Podpisano umowę pomiędzy Kolejami Dolnośląskimi a firmą Pesa Bydgoszcz, która obejmuje dostawę dziesięciu nowoczesnych pięcioczłonowych elektrycznych zespołów trakcyjnych (EZT). Umowa zawiera również możliwość wykupienia dodatkowych 10 jednostek. Wiadomość o zawarciu umowy podały Koleje Dolnośląskie. Łączna wartość kontraktu na dostawę 10 pociągów wynosi 438,4 mln zł netto.
Paweł Gancarz, marszałek województwa dolnośląskiego, wyraził swoją radość z faktu poszerzenia floty pojazdów typu Elf do co najmniej 35 sztuk, co uczyniło tę flotę największą w kraju. Wszystkie te jednostki będą jeździć w barwach dolnośląskich – dodał Gancarz, cytowany w oficjalnym komunikacie.
Koszt całkowity kontraktu to blisko 440 mln zł, przy czym cena każdego pojazdu wynosi około 44 mln zł. Z tej kwoty 37,5 mln stanowi koszt samego pociągu, natomiast reszta jest przeznaczona na pokrycie kosztów 6-letniego utrzymania przez producenta. Zakup nowych Elfów stał się możliwy dzięki umowie kredytowej z PKO Bankiem Polskim, która została podpisana na początku tego tygodnia.

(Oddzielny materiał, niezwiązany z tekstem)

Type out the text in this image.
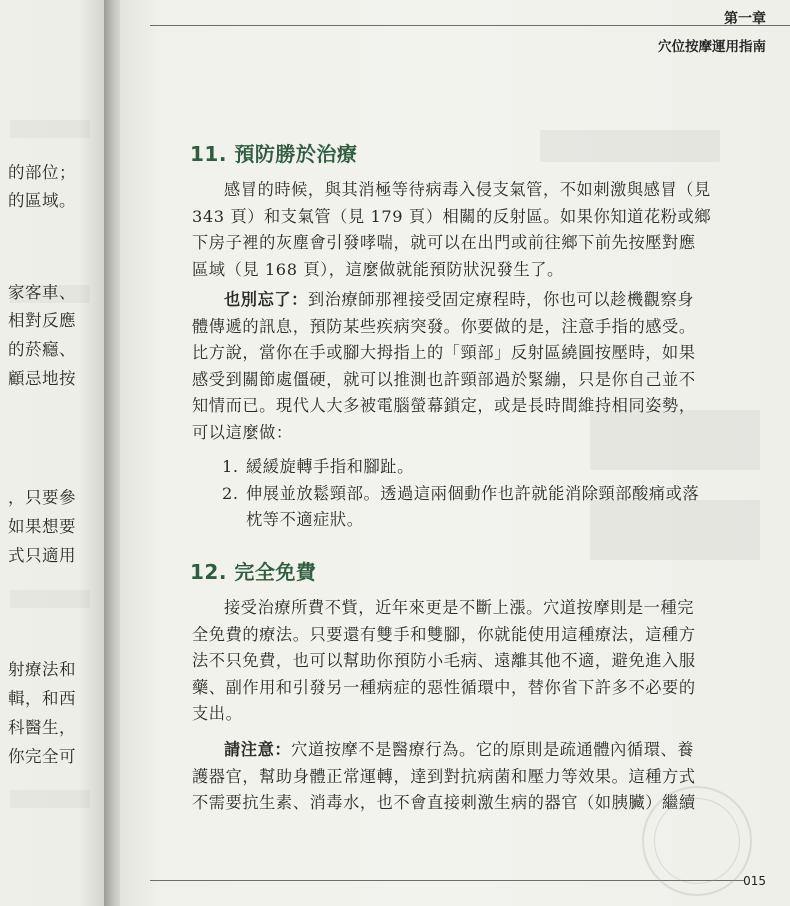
的部位；
的區域。
家客車、
相對反應
的菸癮、
顧忌地按
，只要參
如果想要
式只適用
射療法和
輯，和西
科醫生，
你完全可
第一章
穴位按摩運用指南
11. 預防勝於治療
感冒的時候，與其消極等待病毒入侵支氣管，不如刺激與感冒（見
343 頁）和支氣管（見 179 頁）相關的反射區。如果你知道花粉或鄉
下房子裡的灰塵會引發哮喘，就可以在出門或前往鄉下前先按壓對應
區域（見 168 頁），這麼做就能預防狀況發生了。
也別忘了：到治療師那裡接受固定療程時，你也可以趁機觀察身
體傳遞的訊息，預防某些疾病突發。你要做的是，注意手指的感受。
比方說，當你在手或腳大拇指上的「頸部」反射區繞圓按壓時，如果
感受到關節處僵硬，就可以推測也許頸部過於緊繃，只是你自己並不
知情而已。現代人大多被電腦螢幕鎖定，或是長時間維持相同姿勢，
可以這麼做：
1. 緩緩旋轉手指和腳趾。
2. 伸展並放鬆頸部。透過這兩個動作也許就能消除頸部酸痛或落
枕等不適症狀。
12. 完全免費
接受治療所費不貲，近年來更是不斷上漲。穴道按摩則是一種完
全免費的療法。只要還有雙手和雙腳，你就能使用這種療法，這種方
法不只免費，也可以幫助你預防小毛病、遠離其他不適，避免進入服
藥、副作用和引發另一種病症的惡性循環中，替你省下許多不必要的
支出。
請注意：穴道按摩不是醫療行為。它的原則是疏通體內循環、養
護器官，幫助身體正常運轉，達到對抗病菌和壓力等效果。這種方式
不需要抗生素、消毒水，也不會直接刺激生病的器官（如胰臟）繼續
015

Damian Stawikowski, prezes Kolei Dolnośląskich, podkreślił korzystne warunki finansowania zakupu nowych pociągów. Chociaż okresy spłaty pożyczki są długie i będą równe 14-letniej amortyzacji pojazdów, w planach jest wcześniejsze spłacenie kredytu. Prezes przypomniał również o poprzednim kontrakcie na dostawę 25 Elfów, które zostały dofinansowane z Krajowego Planu Odbudowy oraz środków marszałka województwa.

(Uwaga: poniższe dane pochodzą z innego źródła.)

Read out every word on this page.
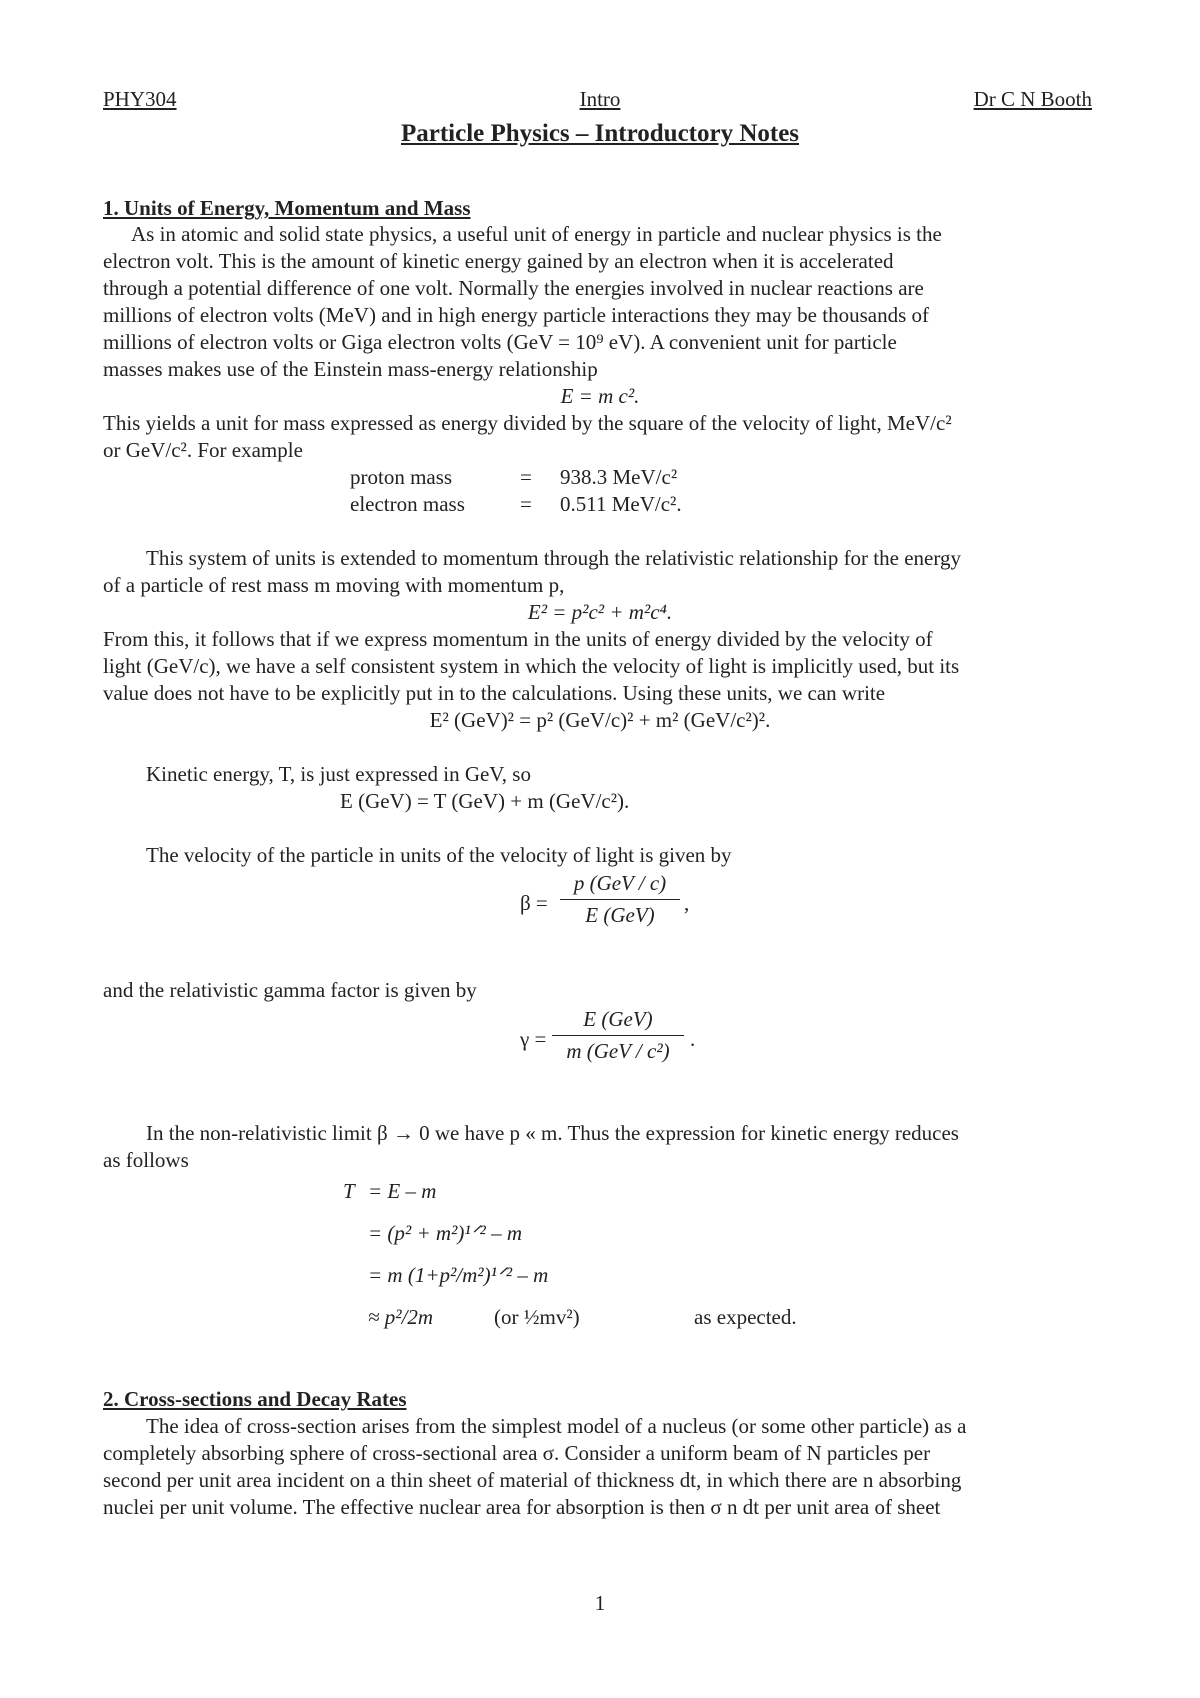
PHY304	Intro	Dr C N Booth
Particle Physics – Introductory Notes
1. Units of Energy, Momentum and Mass
As in atomic and solid state physics, a useful unit of energy in particle and nuclear physics is the
electron volt. This is the amount of kinetic energy gained by an electron when it is accelerated
through a potential difference of one volt. Normally the energies involved in nuclear reactions are
millions of electron volts (MeV) and in high energy particle interactions they may be thousands of
millions of electron volts or Giga electron volts (GeV = 10⁹ eV). A convenient unit for particle
masses makes use of the Einstein mass-energy relationship
E = m c².
This yields a unit for mass expressed as energy divided by the square of the velocity of light, MeV/c²
or GeV/c². For example
proton mass	= 938.3 MeV/c²
electron mass	= 0.511 MeV/c².
This system of units is extended to momentum through the relativistic relationship for the energy
of a particle of rest mass m moving with momentum p,
E² = p²c² + m²c⁴.
From this, it follows that if we express momentum in the units of energy divided by the velocity of
light (GeV/c), we have a self consistent system in which the velocity of light is implicitly used, but its
value does not have to be explicitly put in to the calculations. Using these units, we can write
E² (GeV)² = p² (GeV/c)² + m² (GeV/c²)².
Kinetic energy, T, is just expressed in GeV, so
E (GeV) = T (GeV) + m (GeV/c²).
The velocity of the particle in units of the velocity of light is given by
β =
p (GeV / c)
E (GeV)	,
and the relativistic gamma factor is given by
γ =
E (GeV)
m (GeV / c²) .
In the non-relativistic limit β → 0 we have p « m. Thus the expression for kinetic energy reduces
as follows
T = E – m
= (p² + m²)¹ᐟ² – m
= m (1+p²/m²)¹ᐟ² – m
≈ p²/2m	(or ½mv²)	as expected.
2. Cross-sections and Decay Rates
The idea of cross-section arises from the simplest model of a nucleus (or some other particle) as a
completely absorbing sphere of cross-sectional area σ. Consider a uniform beam of N particles per
second per unit area incident on a thin sheet of material of thickness dt, in which there are n absorbing
nuclei per unit volume. The effective nuclear area for absorption is then σ n dt per unit area of sheet
1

Zgodnie z komunikatem, pierwsze nowe Elfy pojawią się na torach w Dolnym Śląsku za dwa lata. Dwie pierwsze jednostki Pesa Bydgoszcz ma dostarczyć w lutym 2026 roku, a ostatnia transza ma trafić do Kolei Dolnośląskich najpóźniej w czerwcu 2026 roku. Jeśli Koleje Dolnośląskie skorzystają z opcji zakupu dodatkowych jednostek, ich tabor stanie się jeszcze większy – przekroczy liczbę 100 pojazdów.